Born in Kumamoto city in 1884, Narita worked in the field of U.S.-Japan trade after graduating from DePauw University in the United States. At the age of 34, he returned to Japan and joined Oji Paper. There, utilizing English language skills, he was engaged in purchasing foreign products. After temporarily assigned to work for Chiyoda Corporation, he returned to the purchasing division, where there was no work due to the slump in the industry. At last he came up with the idea of exploring literature on Washi and Western-style paper, and took an editorial job.
Narita published his first book “General Survey of the Japanese Paper Industry” in 1937 and subsequently many books about Washi and Western-style paper. Secretly dreaming of establishing a museum, he organized the Archives of Paper-related Materials.
However, in 1945, the Oji area was devastated from carpet bombing by the U.S. Air Force, and the mill was mostly burned down. Collecting items that has been miraculously unaffected and renovating the electrical room which was the only remaining room in the mill, the “Paper Making Memorial Museum” (later the Paper Museum) was born.

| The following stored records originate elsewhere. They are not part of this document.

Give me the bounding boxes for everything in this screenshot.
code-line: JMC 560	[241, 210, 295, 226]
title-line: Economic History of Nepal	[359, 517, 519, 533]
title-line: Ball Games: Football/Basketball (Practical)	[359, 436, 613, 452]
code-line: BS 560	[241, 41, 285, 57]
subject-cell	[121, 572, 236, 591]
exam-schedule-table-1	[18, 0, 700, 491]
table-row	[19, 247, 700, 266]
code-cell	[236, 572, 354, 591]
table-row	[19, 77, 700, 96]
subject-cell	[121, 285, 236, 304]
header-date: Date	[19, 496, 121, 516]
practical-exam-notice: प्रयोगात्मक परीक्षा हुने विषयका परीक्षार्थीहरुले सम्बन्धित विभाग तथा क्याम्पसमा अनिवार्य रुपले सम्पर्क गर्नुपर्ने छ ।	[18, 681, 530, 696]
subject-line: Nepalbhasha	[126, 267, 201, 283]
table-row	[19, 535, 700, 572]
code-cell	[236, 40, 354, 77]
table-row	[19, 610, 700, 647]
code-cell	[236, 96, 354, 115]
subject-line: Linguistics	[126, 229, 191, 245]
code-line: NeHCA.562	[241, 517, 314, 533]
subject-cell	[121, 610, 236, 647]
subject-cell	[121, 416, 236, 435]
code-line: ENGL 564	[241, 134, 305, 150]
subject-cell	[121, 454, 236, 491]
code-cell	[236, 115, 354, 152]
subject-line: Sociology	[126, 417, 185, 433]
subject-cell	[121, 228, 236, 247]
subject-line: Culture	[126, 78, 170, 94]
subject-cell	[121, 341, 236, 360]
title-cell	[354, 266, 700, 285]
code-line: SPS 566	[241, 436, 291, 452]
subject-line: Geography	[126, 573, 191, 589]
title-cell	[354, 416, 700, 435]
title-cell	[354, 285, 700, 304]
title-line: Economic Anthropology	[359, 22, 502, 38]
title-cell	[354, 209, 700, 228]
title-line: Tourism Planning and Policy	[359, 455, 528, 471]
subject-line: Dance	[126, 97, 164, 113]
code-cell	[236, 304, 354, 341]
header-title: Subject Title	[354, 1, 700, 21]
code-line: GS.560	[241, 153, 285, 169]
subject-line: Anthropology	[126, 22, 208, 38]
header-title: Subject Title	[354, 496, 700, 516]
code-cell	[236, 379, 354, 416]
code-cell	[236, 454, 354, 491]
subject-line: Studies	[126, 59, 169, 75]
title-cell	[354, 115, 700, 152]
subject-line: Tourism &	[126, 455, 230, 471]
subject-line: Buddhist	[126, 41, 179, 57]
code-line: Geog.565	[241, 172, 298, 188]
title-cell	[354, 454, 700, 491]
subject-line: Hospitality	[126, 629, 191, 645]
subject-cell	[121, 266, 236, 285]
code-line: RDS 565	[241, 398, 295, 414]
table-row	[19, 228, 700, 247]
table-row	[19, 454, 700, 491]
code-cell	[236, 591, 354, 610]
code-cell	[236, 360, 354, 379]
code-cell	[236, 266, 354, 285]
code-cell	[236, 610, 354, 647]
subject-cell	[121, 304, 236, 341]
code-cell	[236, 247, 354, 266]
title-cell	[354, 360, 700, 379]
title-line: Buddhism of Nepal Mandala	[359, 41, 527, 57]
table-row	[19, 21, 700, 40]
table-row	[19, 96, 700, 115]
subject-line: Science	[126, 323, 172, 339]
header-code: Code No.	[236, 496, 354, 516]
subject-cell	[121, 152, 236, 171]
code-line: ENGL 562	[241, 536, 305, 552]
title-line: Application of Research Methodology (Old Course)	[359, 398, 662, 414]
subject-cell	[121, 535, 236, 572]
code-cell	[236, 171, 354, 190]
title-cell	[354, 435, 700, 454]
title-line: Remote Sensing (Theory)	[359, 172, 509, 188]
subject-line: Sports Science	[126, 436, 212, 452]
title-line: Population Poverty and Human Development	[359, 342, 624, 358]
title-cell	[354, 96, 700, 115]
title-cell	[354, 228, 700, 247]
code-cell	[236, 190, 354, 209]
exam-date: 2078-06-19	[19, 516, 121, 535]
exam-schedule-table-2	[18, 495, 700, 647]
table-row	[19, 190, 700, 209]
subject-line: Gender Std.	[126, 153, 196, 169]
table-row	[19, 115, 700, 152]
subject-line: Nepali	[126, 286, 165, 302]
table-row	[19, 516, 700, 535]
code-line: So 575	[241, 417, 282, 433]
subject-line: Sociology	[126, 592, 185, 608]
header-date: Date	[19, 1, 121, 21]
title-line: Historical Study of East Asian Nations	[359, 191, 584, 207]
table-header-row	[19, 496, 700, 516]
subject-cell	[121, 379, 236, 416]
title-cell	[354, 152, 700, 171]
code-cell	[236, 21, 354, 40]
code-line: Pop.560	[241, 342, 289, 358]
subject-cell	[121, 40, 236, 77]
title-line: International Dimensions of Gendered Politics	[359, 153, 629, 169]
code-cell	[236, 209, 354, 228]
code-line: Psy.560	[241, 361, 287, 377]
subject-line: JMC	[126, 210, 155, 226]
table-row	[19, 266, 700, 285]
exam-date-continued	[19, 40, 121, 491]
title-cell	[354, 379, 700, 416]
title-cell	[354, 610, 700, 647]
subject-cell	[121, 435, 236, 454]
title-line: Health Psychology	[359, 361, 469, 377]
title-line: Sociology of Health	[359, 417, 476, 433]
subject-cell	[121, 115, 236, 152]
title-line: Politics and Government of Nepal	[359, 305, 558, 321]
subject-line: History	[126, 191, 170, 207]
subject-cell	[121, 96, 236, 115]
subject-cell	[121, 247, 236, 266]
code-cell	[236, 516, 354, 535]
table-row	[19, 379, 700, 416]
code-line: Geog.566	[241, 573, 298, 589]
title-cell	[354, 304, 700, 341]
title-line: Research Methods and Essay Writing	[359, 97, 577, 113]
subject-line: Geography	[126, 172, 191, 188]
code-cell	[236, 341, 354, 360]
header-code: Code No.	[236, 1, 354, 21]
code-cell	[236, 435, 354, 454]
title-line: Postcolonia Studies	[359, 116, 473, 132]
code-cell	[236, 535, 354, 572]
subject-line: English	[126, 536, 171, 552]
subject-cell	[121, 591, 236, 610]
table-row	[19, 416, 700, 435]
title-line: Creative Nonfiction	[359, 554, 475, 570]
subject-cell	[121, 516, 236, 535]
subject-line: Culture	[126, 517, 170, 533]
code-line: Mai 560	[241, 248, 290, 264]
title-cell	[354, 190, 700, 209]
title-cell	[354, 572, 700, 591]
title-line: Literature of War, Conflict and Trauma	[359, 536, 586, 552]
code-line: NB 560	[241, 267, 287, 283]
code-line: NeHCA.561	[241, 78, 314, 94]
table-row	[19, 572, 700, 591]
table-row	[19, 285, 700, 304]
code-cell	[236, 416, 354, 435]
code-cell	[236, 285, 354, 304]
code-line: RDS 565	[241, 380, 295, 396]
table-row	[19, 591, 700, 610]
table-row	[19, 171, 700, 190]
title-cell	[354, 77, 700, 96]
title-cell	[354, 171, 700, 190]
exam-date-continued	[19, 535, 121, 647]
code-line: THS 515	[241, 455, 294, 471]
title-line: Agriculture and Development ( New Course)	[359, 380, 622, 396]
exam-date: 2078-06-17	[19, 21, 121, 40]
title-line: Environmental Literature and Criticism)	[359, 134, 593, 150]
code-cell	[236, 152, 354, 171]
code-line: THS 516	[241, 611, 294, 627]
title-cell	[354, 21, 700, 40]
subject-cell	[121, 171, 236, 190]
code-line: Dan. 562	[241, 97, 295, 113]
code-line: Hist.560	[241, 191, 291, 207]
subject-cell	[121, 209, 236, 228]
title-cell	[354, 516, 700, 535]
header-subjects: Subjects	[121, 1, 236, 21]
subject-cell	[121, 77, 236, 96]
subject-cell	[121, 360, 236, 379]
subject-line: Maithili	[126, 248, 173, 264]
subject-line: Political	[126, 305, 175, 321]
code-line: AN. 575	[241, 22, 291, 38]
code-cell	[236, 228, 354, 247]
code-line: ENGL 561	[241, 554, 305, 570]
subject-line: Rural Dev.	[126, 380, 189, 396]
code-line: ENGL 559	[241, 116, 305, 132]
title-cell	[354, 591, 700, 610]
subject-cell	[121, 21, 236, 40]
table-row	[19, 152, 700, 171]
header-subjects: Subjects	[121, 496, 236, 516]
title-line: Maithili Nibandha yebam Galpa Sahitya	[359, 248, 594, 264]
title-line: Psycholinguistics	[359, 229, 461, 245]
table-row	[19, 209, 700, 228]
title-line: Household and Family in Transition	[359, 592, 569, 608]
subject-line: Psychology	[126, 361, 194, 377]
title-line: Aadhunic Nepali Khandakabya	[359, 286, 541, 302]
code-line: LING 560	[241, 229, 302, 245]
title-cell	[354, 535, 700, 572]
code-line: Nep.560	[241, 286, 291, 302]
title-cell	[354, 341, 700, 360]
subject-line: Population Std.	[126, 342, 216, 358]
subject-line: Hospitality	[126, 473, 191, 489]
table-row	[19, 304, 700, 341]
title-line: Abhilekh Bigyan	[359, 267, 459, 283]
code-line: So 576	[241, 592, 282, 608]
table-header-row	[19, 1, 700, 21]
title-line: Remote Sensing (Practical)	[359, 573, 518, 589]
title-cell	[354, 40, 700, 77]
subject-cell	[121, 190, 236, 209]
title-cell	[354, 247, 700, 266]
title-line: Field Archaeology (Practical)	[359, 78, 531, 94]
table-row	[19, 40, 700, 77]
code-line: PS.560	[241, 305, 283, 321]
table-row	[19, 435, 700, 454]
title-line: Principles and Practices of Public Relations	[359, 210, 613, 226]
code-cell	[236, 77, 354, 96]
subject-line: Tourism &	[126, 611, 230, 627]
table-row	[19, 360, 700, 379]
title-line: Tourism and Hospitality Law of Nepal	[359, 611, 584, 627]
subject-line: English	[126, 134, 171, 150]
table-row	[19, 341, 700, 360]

His long-dreamed-of museum opened on June 8, 1950 as the “Paper Making Memorial Museum” (later the Paper Museum), and he became the first director of the museum. Narita became the honorary director in 1970 and devoted himself to activities including increasing collections, promoting the development of the paper industry, training researchers, and supporting international exchanges for the rest of his life.